In July she suffered further deterioration due to severe chronic lung disease, resulting in respiratory arrest, the hospital release said. She has since been on a machine that replaces the function of her heart and lungs in addition to being on a ventilator. Doctors also believe she is in pain, and she "requires significant sedation."

"In Tinslee’s time at Cook Children’s, our care team has done everything they can to keep her alive. She’s undergone multiple complex surgeries and despite our best efforts, shows no signs of improvement," the release said.

The hospital said that last month it began reaching out to more than 20 other medical facilities across the country to see if they would take Tinslee as a patient, but they "all agreed further care was futile," the release said.

Under Texas law, doctors, with the approval of an ethics committee, can end a patient's life-saving treatment even if the patient or the family member responsible for making decisions on behalf of the patient objects.

Image: Tinslee Lewis
Tinslee Lewis.Courtesy of Texas Right to Life via AP

The patient's family must be given at least 10 days to try to find another hospital to transfer the person to before care is suspended, the Texas Tribune reports.
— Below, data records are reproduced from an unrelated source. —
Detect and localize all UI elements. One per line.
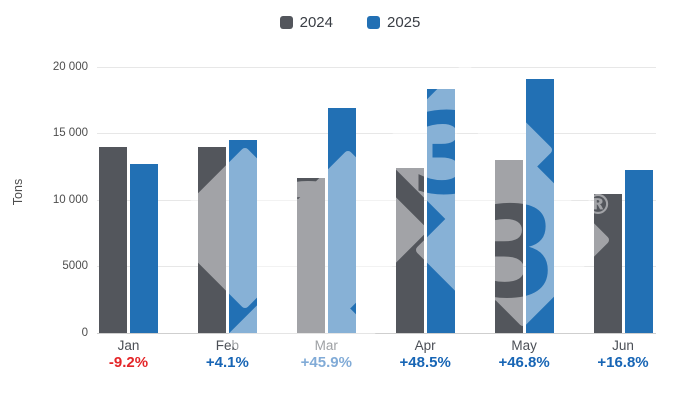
bar-2024-jun <box>593 193 622 333</box>
bar-2025-jan <box>130 164 158 333</box>
bar-2024-mar <box>296 178 325 333</box>
x-label-jun: Jun <box>612 338 634 353</box>
pct-label-apr: +48.5% <box>399 354 451 371</box>
y-tick-label-10000: 10 000 <box>52 193 88 206</box>
pct-label-mar: +45.9% <box>300 354 352 371</box>
pct-label-feb: +4.1% <box>205 354 249 371</box>
bar-2025-feb <box>228 139 257 333</box>
gridline-5000 <box>97 266 656 268</box>
gridline-10000 <box>97 199 656 201</box>
legend-item-2024: 2024 <box>279 14 333 31</box>
x-label-apr: Apr <box>414 338 436 353</box>
bar-2024-jan <box>99 147 127 333</box>
y-tick-label-15000: 15 000 <box>52 127 88 140</box>
legend-label-2025: 2025 <box>387 14 421 31</box>
x-axis-line <box>97 333 656 334</box>
bar-2024-feb <box>197 147 226 333</box>
bar-2025-mar <box>327 107 356 333</box>
x-label-jan: Jan <box>117 338 140 353</box>
legend-label-2024: 2024 <box>299 14 333 31</box>
y-tick-label-0: 0 <box>81 327 88 339</box>
pct-label-may: +46.8% <box>498 354 550 371</box>
y-tick-label-5000: 5000 <box>62 260 88 273</box>
gridline-15000 <box>97 133 656 135</box>
bar-2025-may <box>525 78 554 333</box>
gridline-20000 <box>97 66 656 68</box>
bar-2025-jun <box>624 170 653 333</box>
y-axis-title: Tons <box>11 178 25 206</box>
bar-2025-apr <box>426 88 455 333</box>
y-tick-label-20000: 20 000 <box>52 60 88 73</box>
x-label-feb: Feb <box>215 338 240 353</box>
legend-swatch-2025 <box>367 16 380 29</box>
legend-swatch-2024 <box>279 16 293 29</box>
legend: 2024 2025 <box>0 14 700 31</box>
x-label-may: May <box>511 338 537 353</box>
pct-label-jun: +16.8% <box>597 354 649 371</box>
x-label-mar: Mar <box>314 338 338 353</box>
bar-2024-may <box>494 159 523 333</box>
pct-label-jan: -9.2% <box>108 354 149 371</box>
bar-2024-apr <box>395 168 424 333</box>
legend-item-2025: 2025 <box>367 14 420 31</box>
Tinslee's family wants her medical care to continue and is represented by the Texas Right to Life organization, The Associated Press reported. A district judge agreed and has issued orders that require the hospital to continue treatment until at least Dec. 10.

The child's mother, Trinity Lewis, said at a Nov. 9 press conference that she had thought they were “going to pull the plug on my baby. I didn’t think that she was going to still be here today. And that’s what I’m grateful for.”
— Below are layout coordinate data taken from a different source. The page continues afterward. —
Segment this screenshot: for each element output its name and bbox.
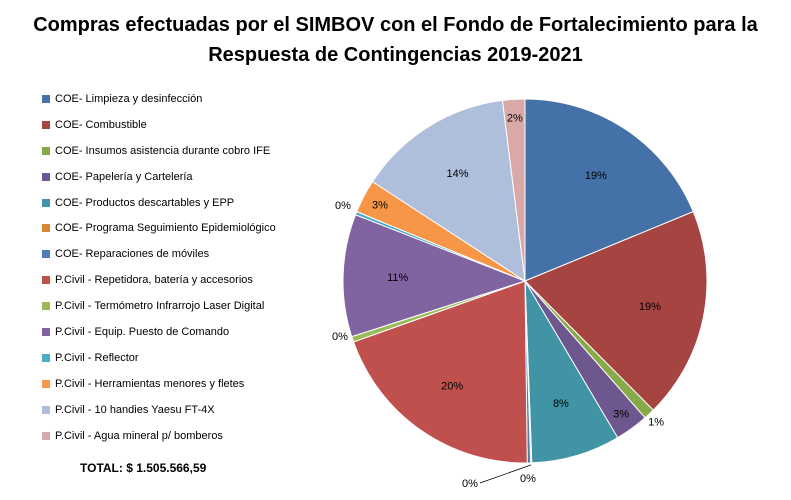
slice-label: 3% [372, 200, 388, 212]
legend-swatch [42, 146, 50, 155]
legend-label: COE- Papelería y Cartelería [55, 170, 193, 183]
legend-swatch [42, 302, 50, 311]
legend-label: P.Civil - Equip. Puesto de Comando [55, 325, 230, 338]
legend-item: P.Civil - Agua mineral p/ bomberos [42, 423, 342, 449]
slice-label: 19% [639, 301, 661, 313]
slice-label: 20% [441, 381, 463, 393]
pie-slice [342, 214, 527, 338]
slice-label: 0% [520, 473, 536, 485]
legend-label: P.Civil - Termómetro Infrarrojo Laser Di… [55, 300, 265, 313]
slice-label: 19% [585, 170, 607, 182]
slice-label: 0% [335, 200, 351, 212]
slice-label: 0% [462, 478, 478, 490]
pie-slice [524, 280, 619, 464]
pie-slice [524, 210, 708, 411]
slice-label: 0% [332, 331, 348, 343]
legend-item: COE- Programa Seguimiento Epidemiológico [42, 215, 342, 241]
legend-swatch [42, 120, 50, 129]
legend: COE- Limpieza y desinfección COE- Combust… [42, 86, 342, 448]
legend-swatch [42, 94, 50, 103]
slice-label: 8% [553, 398, 569, 410]
pie-slice [371, 99, 526, 283]
legend-item: P.Civil - Reflector [42, 345, 342, 371]
legend-item: P.Civil - 10 handies Yaesu FT-4X [42, 397, 342, 423]
legend-swatch [42, 327, 50, 336]
pie-slice [501, 98, 526, 282]
chart-title-line-2: Respuesta de Contingencias 2019-2021 [208, 44, 583, 66]
chart-title: Compras efectuadas por el SIMBOV con el … [0, 10, 791, 70]
legend-label: P.Civil - 10 handies Yaesu FT-4X [55, 403, 215, 416]
legend-swatch [42, 379, 50, 388]
legend-swatch [42, 405, 50, 414]
legend-item: P.Civil - Herramientas menores y fletes [42, 371, 342, 397]
legend-item: P.Civil - Equip. Puesto de Comando [42, 319, 342, 345]
legend-item: COE- Combustible [42, 112, 342, 138]
legend-swatch [42, 224, 50, 233]
legend-item: COE- Productos descartables y EPP [42, 190, 342, 216]
legend-swatch [42, 431, 50, 440]
legend-label: P.Civil - Agua mineral p/ bomberos [55, 429, 223, 442]
legend-item: P.Civil - Repetidora, batería y accesori… [42, 267, 342, 293]
slice-label: 1% [648, 416, 664, 428]
chart-title-line-1: Compras efectuadas por el SIMBOV con el … [33, 14, 758, 36]
total-label: TOTAL: $ 1.505.566,59 [80, 461, 207, 475]
legend-label: COE- Programa Seguimiento Epidemiológico [55, 222, 276, 235]
legend-label: P.Civil - Reflector [55, 351, 139, 364]
legend-item: COE- Reparaciones de móviles [42, 241, 342, 267]
legend-label: P.Civil - Herramientas menores y fletes [55, 377, 245, 390]
slice-label: 2% [507, 113, 523, 125]
legend-item: COE- Insumos asistencia durante cobro IF… [42, 138, 342, 164]
slice-label: 14% [446, 168, 468, 180]
legend-swatch [42, 276, 50, 285]
legend-label: COE- Insumos asistencia durante cobro IF… [55, 144, 271, 157]
legend-swatch [42, 172, 50, 181]
pie-slice [352, 280, 528, 464]
legend-item: COE- Limpieza y desinfección [42, 86, 342, 112]
legend-swatch [42, 198, 50, 207]
legend-label: COE- Reparaciones de móviles [55, 248, 210, 261]
legend-label: COE- Combustible [55, 118, 147, 131]
legend-item: P.Civil - Termómetro Infrarrojo Laser Di… [42, 293, 342, 319]
pie-slice [524, 98, 694, 282]
legend-item: COE- Papelería y Cartelería [42, 164, 342, 190]
slice-label: 3% [613, 409, 629, 421]
legend-label: COE- Productos descartables y EPP [55, 196, 235, 209]
legend-swatch [42, 250, 50, 259]
slice-label: 11% [387, 272, 408, 284]
legend-label: COE- Limpieza y desinfección [55, 92, 203, 105]
legend-label: P.Civil - Repetidora, batería y accesori… [55, 274, 253, 287]
legend-swatch [42, 353, 50, 362]
leader-line [479, 464, 532, 484]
The battle has caught the attention of Texas Attorney General Ken Paxton, who filed a brief with the District Court of Tarrant County. In a statement Friday, he said the hospital's decision to remove Tinslee from life support "directly violates the mother's request and her daughter's right to life." He slammed the state law as "unconstitutional."

"Patients must be heard and justly represented when determining their own medical treatment, especially when the decision to end treatment could end their life," he said.

Cook Children's said it has been in contact with Lewis and other family members over the past several months about the best course of action for Tinslee. In September, they began talking to the family about instituting a do not resuscitate order and withdrawing lifesaving treatment.

"As medical professionals, our responsibility – our highest duty – is to save lives. We are still working with Ms. Lewis and Texas Right to Life to find alternative care, however, it is our sincere belief that further medical intervention is not in Tinslee’s best interest."